M. Souvy, a government printer of Tahiti, had given the site out of his humble savings. By the sign, in his blunt way, he struck at education which does not teach the simple necessity of progress—common sense.

“Cela saute aux yeux,” he had said.

He was long dead, but his symbol provoked a question from every new-comer, and kept alive his name and philosophy. I never saw it but I thought of an article I had once written that led to the overturning of the educational system of a country. How all guide-posts point to oneself! Near the school-house, a dozen yards from the salt water, was a native house with a straw roof, a mere old shell, untenanted.

M. Edmond Brault, the government employee and musical composer, a passenger on the diligence, had with him his violin, intending to spend the day in company with it in a grove. He remarked the tumbledown condition of the house, and said:

“I have sat under that toil de chaume, that straw roof, and talked with and played for a painter who was living there quite apart from the world. He was Monsieur Paul Gauguin, and he had a very distingué establishment. The walls of his atelier were covered with his canvases, and in front of the house he had a number of sculptures in wood. That was about 1895, I think. I can see the maitre now. He wore a pareu of red muslin and an undershirt of netting. He said that he adored this corner of the world and would never leave it. He had returned from Paris more than ever convinced that he was not fitted to live in Europe. Yet, mon ami, he ran away from here, and went to the savage Marquesas Islands, where he died in a few years. He loved the third étude of Chopin, and the andante of Beethoven’s twenty-third sonata. You know music says things we would be almost afraid to put in words, if we could. If Flaubert might have written ‘Madame Bovary’ or ‘Salambô’ in musical notes, he would not have been prosecuted by the censor. We musicians have that advantage.”
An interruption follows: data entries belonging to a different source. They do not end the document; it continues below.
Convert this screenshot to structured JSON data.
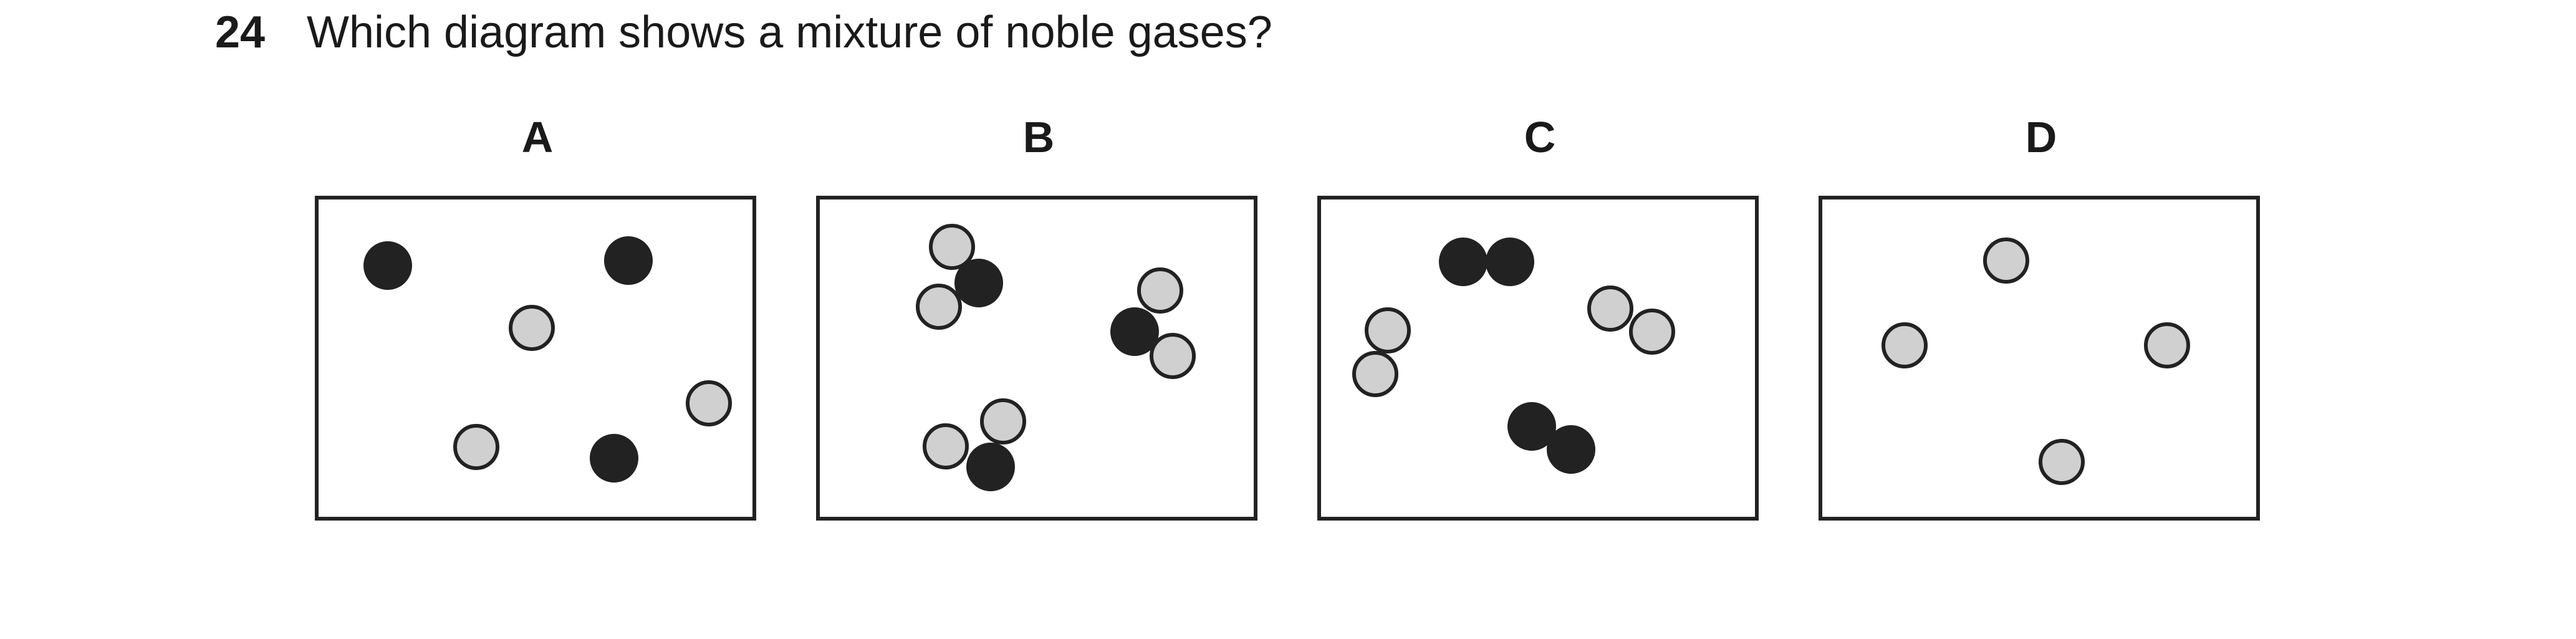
{
  "question": {
    "number": "24",
    "text": "Which diagram shows a mixture of noble gases?"
  },
  "options": [
    {
      "label": "A"
    },
    {
      "label": "B"
    },
    {
      "label": "C"
    },
    {
      "label": "D"
    }
  ],
  "colors": {
    "dark_atom": "#222222",
    "light_atom": "#d0d0d0",
    "outline": "#222222"
  }
}
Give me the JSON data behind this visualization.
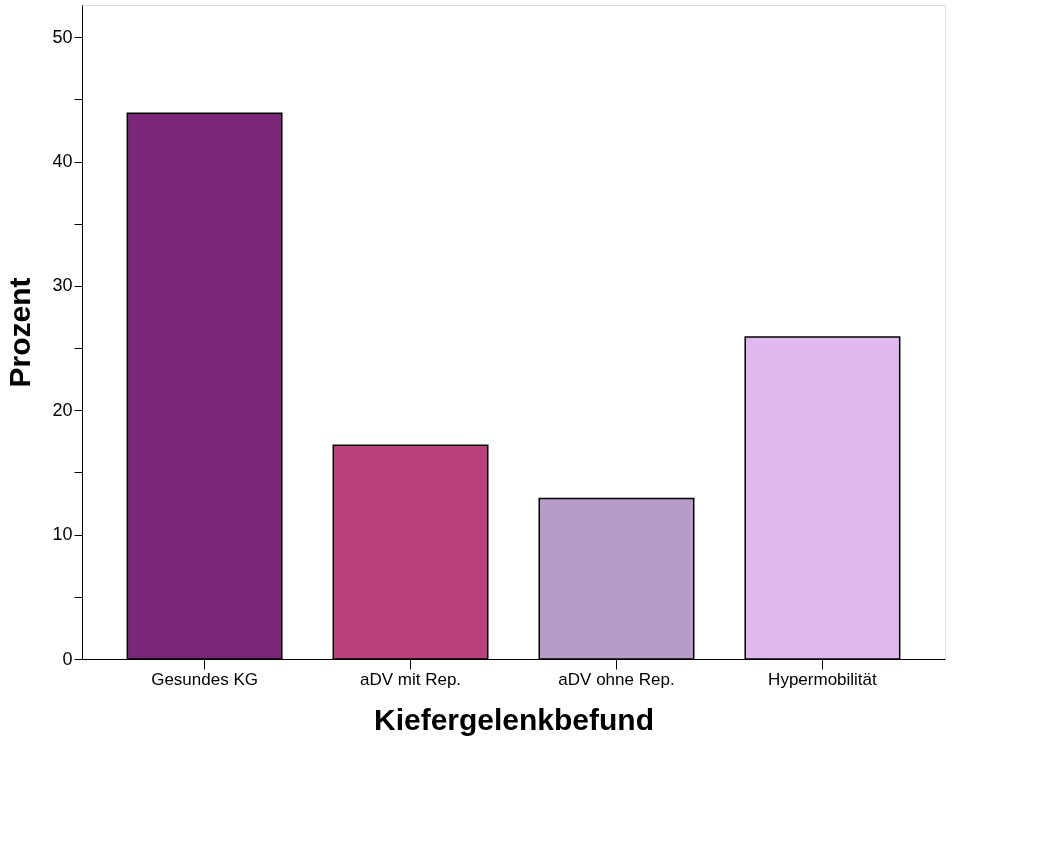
{
  "chart_data": {
    "type": "bar",
    "xlabel": "Kiefergelenkbefund",
    "ylabel": "Prozent",
    "categories": [
      "Gesundes KG",
      "aDV mit Rep.",
      "aDV ohne Rep.",
      "Hypermobilität"
    ],
    "values": [
      43.9,
      17.2,
      12.9,
      25.9
    ],
    "colors": [
      "#7b2779",
      "#b9407b",
      "#b89cc8",
      "#dfb8f0"
    ],
    "ylim": [
      0,
      52.6
    ],
    "yticks": [
      0,
      {
        "value": 5,
        "label": null
      },
      10,
      {
        "value": 15,
        "label": null
      },
      20,
      {
        "value": 25,
        "label": null
      },
      30,
      {
        "value": 35,
        "label": null
      },
      40,
      {
        "value": 45,
        "label": null
      },
      50
    ],
    "grid": false,
    "legend": false
  }
}
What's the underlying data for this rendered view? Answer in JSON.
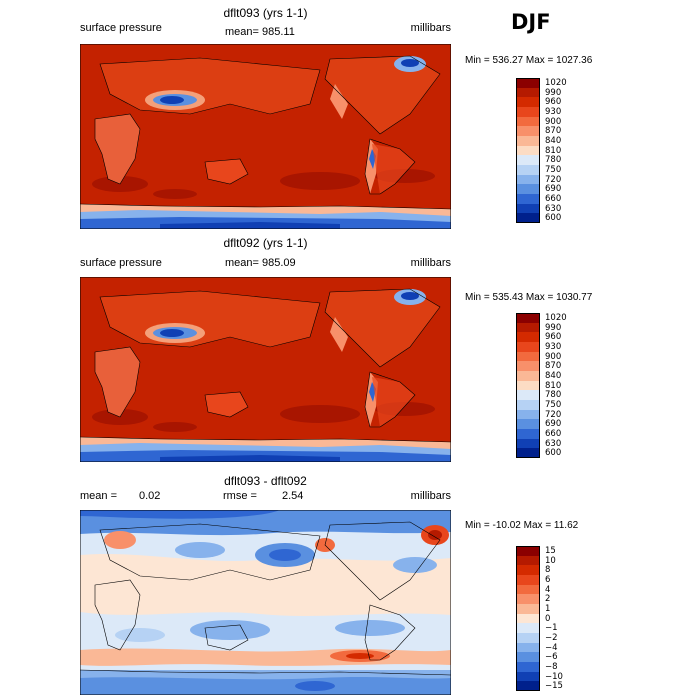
{
  "season": "DJF",
  "panels": [
    {
      "title": "dflt093 (yrs 1-1)",
      "left_label": "surface pressure",
      "mean_text": "mean= 985.11",
      "units": "millibars",
      "minmax": "Min = 536.27 Max = 1027.36",
      "levels": [
        "1020",
        "990",
        "960",
        "930",
        "900",
        "870",
        "840",
        "810",
        "780",
        "750",
        "720",
        "690",
        "660",
        "630",
        "600"
      ],
      "colors": [
        "#8b0000",
        "#b51a00",
        "#d42a00",
        "#e8461c",
        "#f26a3e",
        "#f8906a",
        "#fab896",
        "#fcdcc4",
        "#dce9f8",
        "#b6d2f4",
        "#87b2ec",
        "#5a90e0",
        "#2f66d2",
        "#1040b4",
        "#00208c"
      ]
    },
    {
      "title": "dflt092 (yrs 1-1)",
      "left_label": "surface pressure",
      "mean_text": "mean= 985.09",
      "units": "millibars",
      "minmax": "Min = 535.43 Max = 1030.77",
      "levels": [
        "1020",
        "990",
        "960",
        "930",
        "900",
        "870",
        "840",
        "810",
        "780",
        "750",
        "720",
        "690",
        "660",
        "630",
        "600"
      ],
      "colors": [
        "#8b0000",
        "#b51a00",
        "#d42a00",
        "#e8461c",
        "#f26a3e",
        "#f8906a",
        "#fab896",
        "#fcdcc4",
        "#dce9f8",
        "#b6d2f4",
        "#87b2ec",
        "#5a90e0",
        "#2f66d2",
        "#1040b4",
        "#00208c"
      ]
    },
    {
      "title": "dflt093 - dflt092",
      "mean_label": "mean =",
      "mean_value": "0.02",
      "rmse_label": "rmse =",
      "rmse_value": "2.54",
      "units": "millibars",
      "minmax": "Min = -10.02 Max =  11.62",
      "levels": [
        "15",
        "10",
        "8",
        "6",
        "4",
        "2",
        "1",
        "0",
        "−1",
        "−2",
        "−4",
        "−6",
        "−8",
        "−10",
        "−15"
      ],
      "colors": [
        "#8b0000",
        "#b51a00",
        "#d42a00",
        "#e8461c",
        "#f26a3e",
        "#f8906a",
        "#fab896",
        "#fde6d4",
        "#dce9f8",
        "#b6d2f4",
        "#87b2ec",
        "#5a90e0",
        "#2f66d2",
        "#1040b4",
        "#00208c"
      ]
    }
  ]
}
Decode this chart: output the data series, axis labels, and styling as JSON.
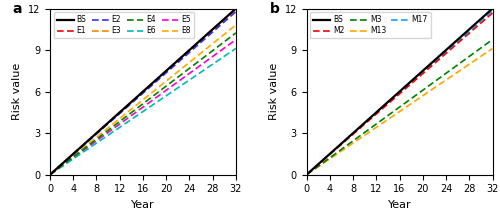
{
  "xlim": [
    0,
    32
  ],
  "ylim": [
    0,
    12
  ],
  "xticks": [
    0,
    4,
    8,
    12,
    16,
    20,
    24,
    28,
    32
  ],
  "yticks": [
    0,
    3,
    6,
    9,
    12
  ],
  "xlabel": "Year",
  "ylabel": "Risk value",
  "panel_a": {
    "label": "a",
    "series": [
      {
        "name": "BS",
        "slope": 0.375,
        "color": "#000000",
        "dashed": false,
        "lw": 1.6,
        "zorder": 10
      },
      {
        "name": "E1",
        "slope": 0.375,
        "color": "#ff0000",
        "dashed": true,
        "lw": 1.2,
        "zorder": 9
      },
      {
        "name": "E2",
        "slope": 0.368,
        "color": "#3030ff",
        "dashed": true,
        "lw": 1.2,
        "zorder": 8
      },
      {
        "name": "E3",
        "slope": 0.372,
        "color": "#ff8800",
        "dashed": true,
        "lw": 1.2,
        "zorder": 7
      },
      {
        "name": "E4",
        "slope": 0.32,
        "color": "#008000",
        "dashed": true,
        "lw": 1.2,
        "zorder": 6
      },
      {
        "name": "E6",
        "slope": 0.285,
        "color": "#00b8b8",
        "dashed": true,
        "lw": 1.2,
        "zorder": 5
      },
      {
        "name": "E5",
        "slope": 0.305,
        "color": "#ff00cc",
        "dashed": true,
        "lw": 1.2,
        "zorder": 4
      },
      {
        "name": "E8",
        "slope": 0.338,
        "color": "#ffaa00",
        "dashed": true,
        "lw": 1.2,
        "zorder": 3
      }
    ],
    "legend_order": [
      "BS",
      "E1",
      "E2",
      "E3",
      "E4",
      "E6",
      "E5",
      "E8"
    ],
    "legend_ncol": 4
  },
  "panel_b": {
    "label": "b",
    "series": [
      {
        "name": "BS",
        "slope": 0.375,
        "color": "#000000",
        "dashed": false,
        "lw": 1.6,
        "zorder": 10
      },
      {
        "name": "M2",
        "slope": 0.365,
        "color": "#ff0000",
        "dashed": true,
        "lw": 1.2,
        "zorder": 9
      },
      {
        "name": "M3",
        "slope": 0.305,
        "color": "#008000",
        "dashed": true,
        "lw": 1.2,
        "zorder": 7
      },
      {
        "name": "M13",
        "slope": 0.285,
        "color": "#ffa500",
        "dashed": true,
        "lw": 1.2,
        "zorder": 6
      },
      {
        "name": "M17",
        "slope": 0.37,
        "color": "#00aaff",
        "dashed": true,
        "lw": 1.2,
        "zorder": 8
      }
    ],
    "legend_order": [
      "BS",
      "M2",
      "M3",
      "M13",
      "M17"
    ],
    "legend_ncol": 3
  }
}
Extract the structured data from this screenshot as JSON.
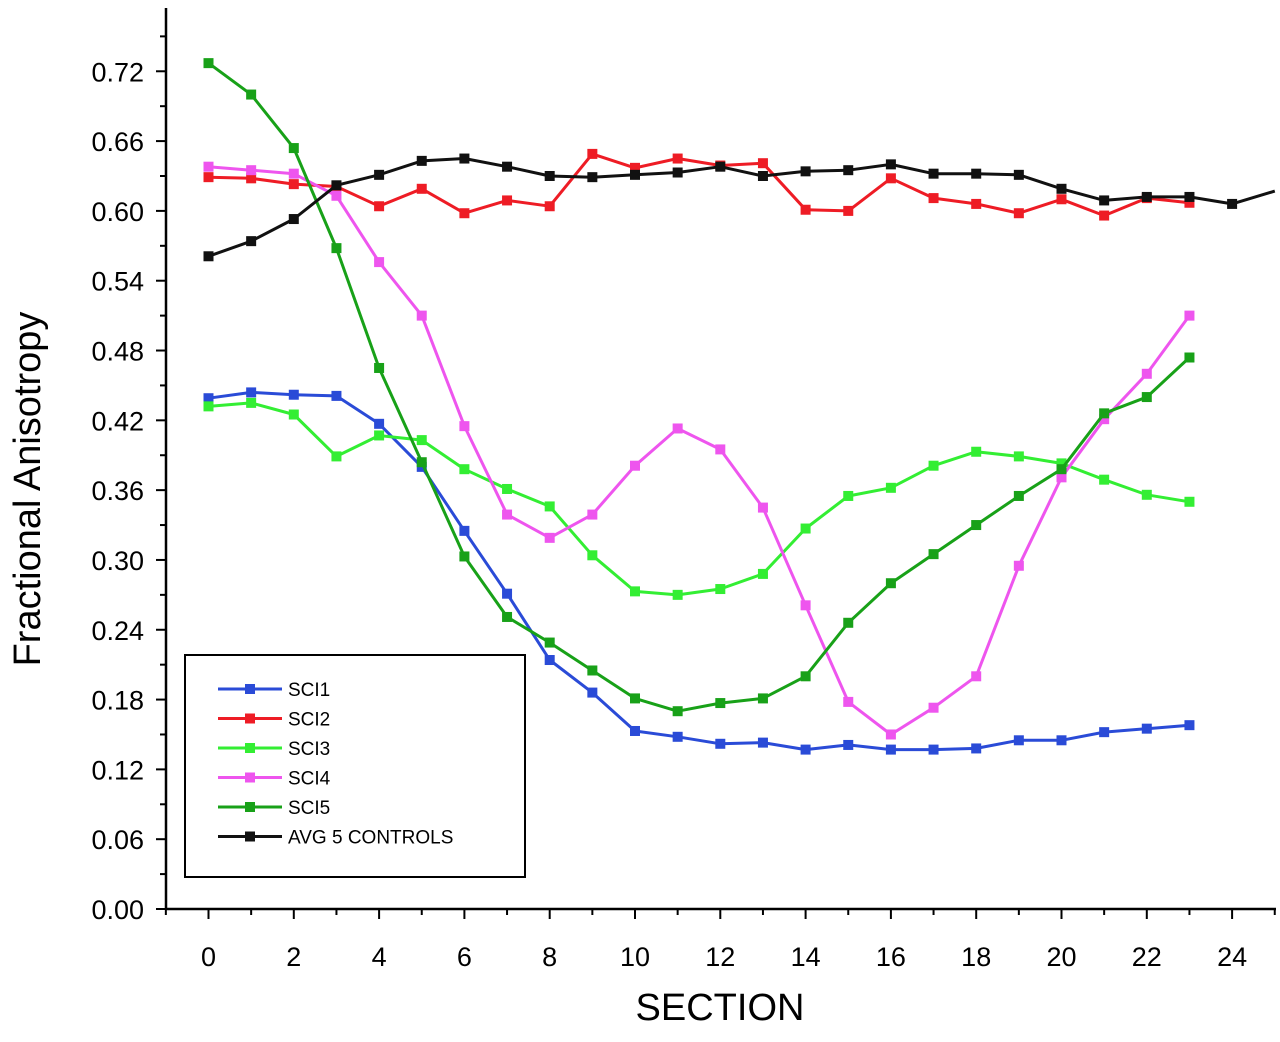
{
  "chart_data": {
    "type": "line",
    "xlabel": "SECTION",
    "ylabel": "Fractional Anisotropy",
    "xlim": [
      -1,
      25
    ],
    "ylim": [
      0,
      0.78
    ],
    "xticks": [
      0,
      2,
      4,
      6,
      8,
      10,
      12,
      14,
      16,
      18,
      20,
      22,
      24
    ],
    "yticks": [
      0.0,
      0.06,
      0.12,
      0.18,
      0.24,
      0.3,
      0.36,
      0.42,
      0.48,
      0.54,
      0.6,
      0.66,
      0.72
    ],
    "x_tick_labels": [
      "0",
      "2",
      "4",
      "6",
      "8",
      "10",
      "12",
      "14",
      "16",
      "18",
      "20",
      "22",
      "24"
    ],
    "y_tick_labels": [
      "0.00",
      "0.06",
      "0.12",
      "0.18",
      "0.24",
      "0.30",
      "0.36",
      "0.42",
      "0.48",
      "0.54",
      "0.60",
      "0.66",
      "0.72"
    ],
    "grid": false,
    "legend_position": "bottom-left",
    "series": [
      {
        "name": "SCI1",
        "color": "#2a4bd7",
        "x": [
          0,
          1,
          2,
          3,
          4,
          5,
          6,
          7,
          8,
          9,
          10,
          11,
          12,
          13,
          14,
          15,
          16,
          17,
          18,
          19,
          20,
          21,
          22,
          23
        ],
        "y": [
          0.439,
          0.444,
          0.442,
          0.441,
          0.417,
          0.38,
          0.325,
          0.271,
          0.214,
          0.186,
          0.153,
          0.148,
          0.142,
          0.143,
          0.137,
          0.141,
          0.137,
          0.137,
          0.138,
          0.145,
          0.145,
          0.152,
          0.155,
          0.158
        ]
      },
      {
        "name": "SCI2",
        "color": "#ee1c25",
        "x": [
          0,
          1,
          2,
          3,
          4,
          5,
          6,
          7,
          8,
          9,
          10,
          11,
          12,
          13,
          14,
          15,
          16,
          17,
          18,
          19,
          20,
          21,
          22,
          23
        ],
        "y": [
          0.629,
          0.628,
          0.623,
          0.621,
          0.604,
          0.619,
          0.598,
          0.609,
          0.604,
          0.649,
          0.637,
          0.645,
          0.639,
          0.641,
          0.601,
          0.6,
          0.628,
          0.611,
          0.606,
          0.598,
          0.61,
          0.596,
          0.611,
          0.607
        ]
      },
      {
        "name": "SCI3",
        "color": "#33ee33",
        "x": [
          0,
          1,
          2,
          3,
          4,
          5,
          6,
          7,
          8,
          9,
          10,
          11,
          12,
          13,
          14,
          15,
          16,
          17,
          18,
          19,
          20,
          21,
          22,
          23
        ],
        "y": [
          0.432,
          0.435,
          0.425,
          0.389,
          0.407,
          0.403,
          0.378,
          0.361,
          0.346,
          0.304,
          0.273,
          0.27,
          0.275,
          0.288,
          0.327,
          0.355,
          0.362,
          0.381,
          0.393,
          0.389,
          0.383,
          0.369,
          0.356,
          0.35
        ]
      },
      {
        "name": "SCI4",
        "color": "#ee55ee",
        "x": [
          0,
          1,
          2,
          3,
          4,
          5,
          6,
          7,
          8,
          9,
          10,
          11,
          12,
          13,
          14,
          15,
          16,
          17,
          18,
          19,
          20,
          21,
          22,
          23
        ],
        "y": [
          0.638,
          0.635,
          0.632,
          0.613,
          0.556,
          0.51,
          0.415,
          0.339,
          0.319,
          0.339,
          0.381,
          0.413,
          0.395,
          0.345,
          0.261,
          0.178,
          0.15,
          0.173,
          0.2,
          0.295,
          0.371,
          0.421,
          0.46,
          0.51
        ]
      },
      {
        "name": "SCI5",
        "color": "#18a118",
        "x": [
          0,
          1,
          2,
          3,
          4,
          5,
          6,
          7,
          8,
          9,
          10,
          11,
          12,
          13,
          14,
          15,
          16,
          17,
          18,
          19,
          20,
          21,
          22,
          23
        ],
        "y": [
          0.727,
          0.7,
          0.654,
          0.568,
          0.465,
          0.384,
          0.303,
          0.251,
          0.229,
          0.205,
          0.181,
          0.17,
          0.177,
          0.181,
          0.2,
          0.246,
          0.28,
          0.305,
          0.33,
          0.355,
          0.378,
          0.426,
          0.44,
          0.474
        ]
      },
      {
        "name": "AVG 5 CONTROLS",
        "color": "#111111",
        "x": [
          0,
          1,
          2,
          3,
          4,
          5,
          6,
          7,
          8,
          9,
          10,
          11,
          12,
          13,
          14,
          15,
          16,
          17,
          18,
          19,
          20,
          21,
          22,
          23,
          24,
          25
        ],
        "y": [
          0.561,
          0.574,
          0.593,
          0.622,
          0.631,
          0.643,
          0.645,
          0.638,
          0.63,
          0.629,
          0.631,
          0.633,
          0.638,
          0.63,
          0.634,
          0.635,
          0.64,
          0.632,
          0.632,
          0.631,
          0.619,
          0.609,
          0.612,
          0.612,
          0.606,
          0.617
        ]
      }
    ]
  }
}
“In America,” I replied, “we have never yet censored musical compositions, and many works are played freely because the censors and the reform societies’ detectives cannot understand them. But if our inquisitors take up music, they may yet reach them. For instance, the prelude of ‘Tristan and Isolde,’ and Strauss’ ‘Salome.’ ”

“No,” returned the Frenchman, quickly; “music would make them liberals.”

A little farther on, in the valley of Punaruu, the amiable violinist and pianist showed me the ruins of defense works thrown up by the French to withstand the attacks of the great chieftain, Oropaa of Punaauia, who with his warriors had here disputed foot by foot the advance of the invaders. These Tahitians were without artillery, mostly without guns of any sort, but they utilized the old strategy of the intertribal wars, and rolled huge rocks down upon the French troops in narrow defiles.

We saw from our seats through the shadows of the gorge of Punaruu two of the horns of Maiao, the Diadem. In the far recesses of those mountains were almost inaccessible caves in which the natives laid their dead, and where one found still their moldering skeletons. M. Brault touched my shoulder.

“Rumor has it that the body of Pomaré the Fifth is there,” he said; “that it was taken secretly from the tomb you have seen near Papeete, and carried here at night. There are photographs of those old skeletons taken in that grotto of the tupapaus, as the natives call the dead and their ghosts. The natives will not discuss that place.”